If you want help mapping the workload and negotiating the tradeoffs, our cloud cost and performance services do this weekly for teams shipping at scale.

What to do next

• Audit one public site (requests, transfer, edge features) and run the Fit Test. If the math clears, move it this week.
• Plan your edge roadmap. If you’re on Lambda@Edge for light tasks, schedule a Functions refactor. Keep heavy compute where it belongs.
• Set guardrails. Create alerts, dashboards, and a runbook for upgrades and DNS attachment mistakes.
• Reinvest the savings. Use the S3 credits to standardize asset storage and cache policies—squeeze more out of the bundle.
• Benchmark alternatives. If you’re multi‑cloud or need richer edge compute, compare Cloudflare or stay pay‑as‑you‑go where flat‑rate doesn’t fit.

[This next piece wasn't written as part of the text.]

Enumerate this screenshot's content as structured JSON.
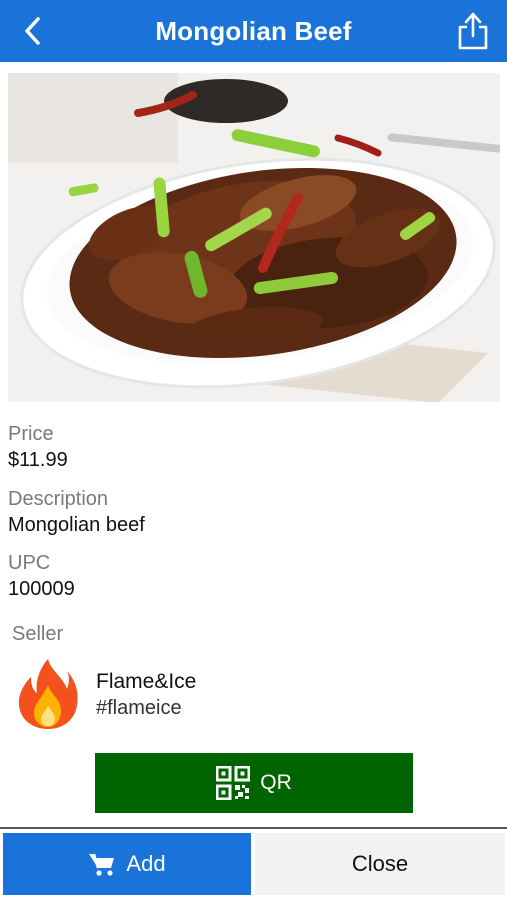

Want more operator‑level guides? Read our notes on managing fast‑moving vendor changes like our Cloudflare pricing changes guide and the Cloudflare containers pricing switch analysis. And if you’re cleaning up AWS housekeeping, don’t miss our AWS CDK Node.js support guide. When you’re ready to roll this out across multiple domains, talk to our team.

Zooming out: what this means for your roadmap

CloudFront’s flat‑rate plans are a strong signal: AWS wants your edge traffic—and it’s willing to compress margins across adjacent services to get it. For many AWS‑first teams, that means your best near‑term savings are no longer in EC2 instance tuning but at the edge. If you’re disciplined about feature tradeoffs and you keep a close eye on allowances, the new plans can de‑risk the bill while improving your security posture by making WAF and DDoS table stakes. If you’re not, you can end up with an accidental throttle during a launch or a surprise capability gap because you assumed Lambda@Edge would be there.

The smart play is to move the easiest distribution first, validate the savings with production traffic, then write the runbook so the rest of your portfolio can follow without drama. That’s the real win: predictability, on your terms.